Er hatte Du gesagt. Ein chaotisches Du.
"Und dann noch was, liebes Mädel! (jetzt kam er so richtig in Fahrt, vielleicht machte das der Dole im Glas) Hast Du mal genau hingeschaut, was unter deiner Cappuccino-Orgie steht? Die du deinem italienischen Lustfreund zugeschrieben hast? Na, dann guck' doch mal!"
Ebenso schnell wie umständlich kramte sie das verknitterte Schriftstück heraus, faltete es ungläubig auf und ....
"Na und? Wie lauten die letzten Buchstaben?"
"TT. TeTe!"
"Und was sagt uns das? Etwa Tomasio Tantarello oder Tobias Tuttirolli?"
Die Raphaelin riss die Augen weit auf. Sie konnte es noch gar nicht glauben.

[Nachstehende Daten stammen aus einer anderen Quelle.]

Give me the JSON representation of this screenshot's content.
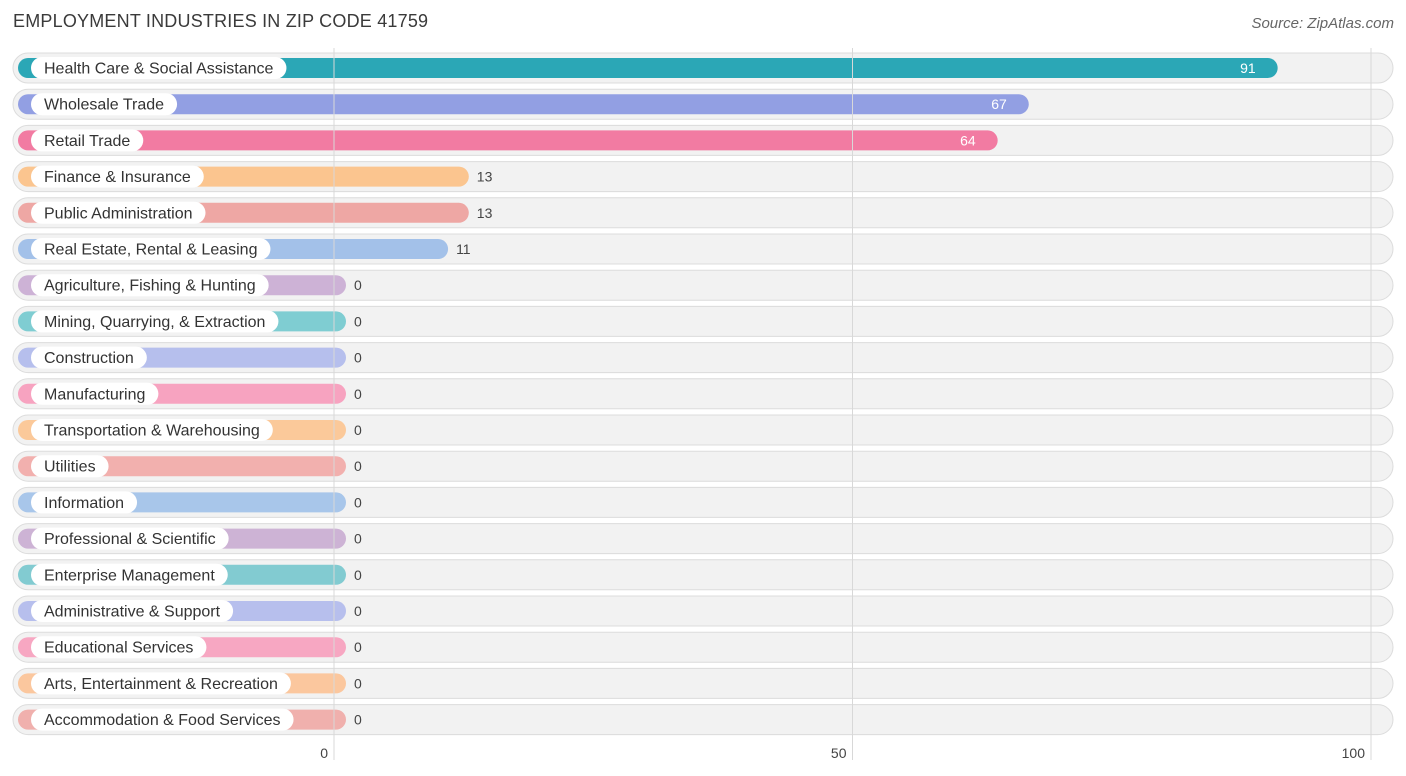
{
  "chart_data": {
    "type": "bar",
    "orientation": "horizontal",
    "title": "EMPLOYMENT INDUSTRIES IN ZIP CODE 41759",
    "source": "Source: ZipAtlas.com",
    "xlim": [
      0,
      100
    ],
    "xticks": [
      {
        "value": 0,
        "label": "0"
      },
      {
        "value": 50,
        "label": "50"
      },
      {
        "value": 100,
        "label": "100"
      }
    ],
    "grid": true,
    "categories": [
      "Health Care & Social Assistance",
      "Wholesale Trade",
      "Retail Trade",
      "Finance & Insurance",
      "Public Administration",
      "Real Estate, Rental & Leasing",
      "Agriculture, Fishing & Hunting",
      "Mining, Quarrying, & Extraction",
      "Construction",
      "Manufacturing",
      "Transportation & Warehousing",
      "Utilities",
      "Information",
      "Professional & Scientific",
      "Enterprise Management",
      "Administrative & Support",
      "Educational Services",
      "Arts, Entertainment & Recreation",
      "Accommodation & Food Services"
    ],
    "values": [
      91,
      67,
      64,
      13,
      13,
      11,
      0,
      0,
      0,
      0,
      0,
      0,
      0,
      0,
      0,
      0,
      0,
      0,
      0
    ],
    "value_labels": [
      "91",
      "67",
      "64",
      "13",
      "13",
      "11",
      "0",
      "0",
      "0",
      "0",
      "0",
      "0",
      "0",
      "0",
      "0",
      "0",
      "0",
      "0",
      "0"
    ],
    "colors": [
      "#2ba7b6",
      "#929fe3",
      "#f27ba2",
      "#fbc58f",
      "#eea7a4",
      "#a3c1e9",
      "#cdb2d6",
      "#7fcdd2",
      "#b6bfed",
      "#f7a3c0",
      "#fbc99a",
      "#f2b0ae",
      "#a8c6ea",
      "#cdb3d5",
      "#82cbd1",
      "#b7bfed",
      "#f7a7c2",
      "#fbc79e",
      "#f0b0ad"
    ]
  }
}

"Das steht für Thomas Tiemann! Diese Barcarole ist von mir - und dein italienischer Paparazzi hat sie fein säuberlich kopiert. Geschmack hat er ja, in jeder Beziehung, nicht nur, was Texte anbetrifft! Er muss eines jener Tiemann-Bücher besitzen, die ich in Chur im Buchladen vergeblich zu kaufen versuchte. So etwas führen wir nicht, sprach die christkatholische Bibliothekarin. Na ja, ein Katechismus ist das sicher nicht!"
Renate war platt. Ihr Vokabular für solche Knaller schien unterentwickelt. Als Twen der heutigen Zeit hätte sie "Echt geil!" oder "Affengeil", "Ätzend" oder so was ausgestoßen.